We can see the general pattern of improvement as we look at the PMIs from nine major countries and regions of the world highlighted in the chart below. After the PMI readings clustered around the intersection of the four quadrants last month—indicating a stall in manufacturing activity—March showed a clear rebound as most PMIs rose and moved above the 50 level, indicating they were expanding faster. More broadly, the share of the PMIs in over 30 countries that are in expansion (above 50) rose to 70%. Even more impressive is the fact that the share of all PMIs that rose in March surged to 77%, the highest since July 2009.
Source: Charles Schwab, Bloomberg data as of 4/11/2016.
Not all the PMIs improved in March. Brazil and Russia continue to be among the world’s worst. Brazil's manufacturing PMI has remained below 50 over the past year and Russia's manufacturing PMI has been below 50 for 14 of the past 16 months. Most notably, Japan was a disappointment with its PMI slumping below 50 to 49.1. The stronger yen sent the export orders component of the PMI down to the lowest reading since January 2013, when Europe was in a recession. But elsewhere in Asia, both China and Australia saw improvement. In fact, when including the service sector along with the manufacturing sector in China’s composite PMI, the rebound to 51.3 marked the best level in a year and return above the five-year average.
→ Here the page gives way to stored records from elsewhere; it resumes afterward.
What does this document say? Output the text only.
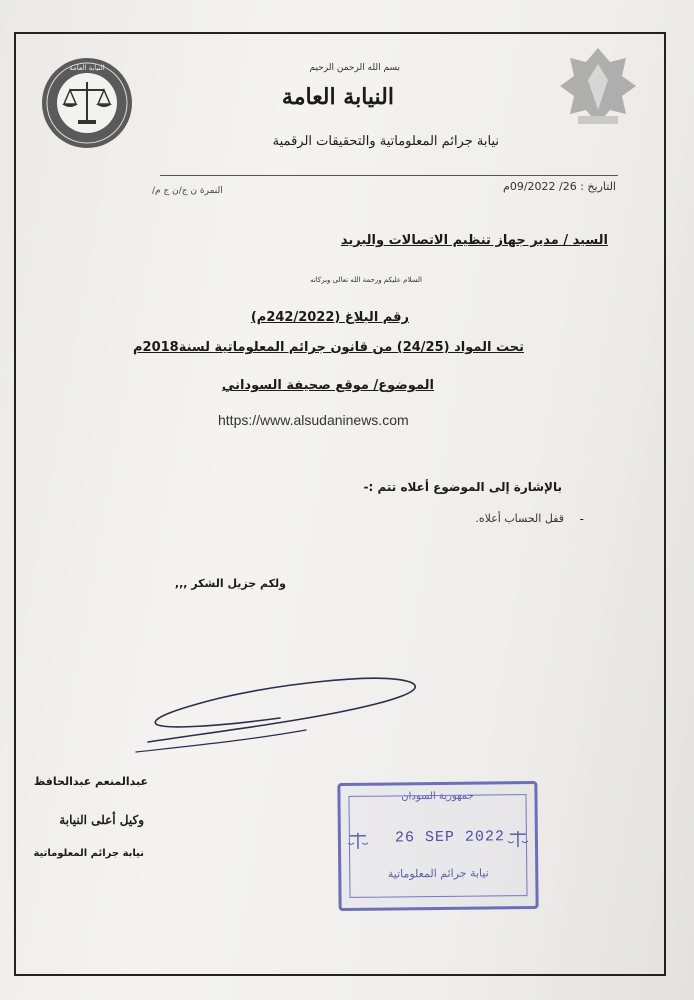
النيابة العامة	بسم الله الرحمن الرحيم
النيابة العامة
نيابة جرائم المعلوماتية والتحقيقات الرقمية
التاريخ : 26/ 09/2022م
النمرة ن ج/ن ج م/
السيد / مدير جهاز تنظيم الاتصالات والبريد
السلام عليكم ورحمة الله تعالى وبركاته
رقم البلاغ (242/2022م)
تحت المواد (24/25) من قانون جرائم المعلوماتية لسنة2018م
الموضوع/ موقع صحيفة السوداني
https://www.alsudaninews.com
بالإشارة إلى الموضوع أعلاه تتم :-
-
قفل الحساب أعلاه.
ولكم جزيل الشكر ,,,
عبدالمنعم عبدالحافظ
وكيل أعلى النيابة
نيابة جرائم المعلوماتية
جمهورية السودان
26 SEP 2022
نيابة جرائم المعلوماتية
Source: Charles Schwab, Bloomberg data as of 4/11/2016.
The takeaway from this discussion of the global PMI readings is that while we’re still in that frustrating middle ground, the worst may be behind us in manufacturing. If so, this points to a potentially brighter outlook for global markets.
Patience and discipline. Those are the two words to commit to memory in the face of the current environment. A sluggish expansion and a cautious corporate environment leads us to have a neutral view on equities, which means investors should stick with their longer-term objectives and remain committed to their plan. There are glimmers of hope domestically and globally with strong U.S. job growth and U.S. and global manufacturing looking better.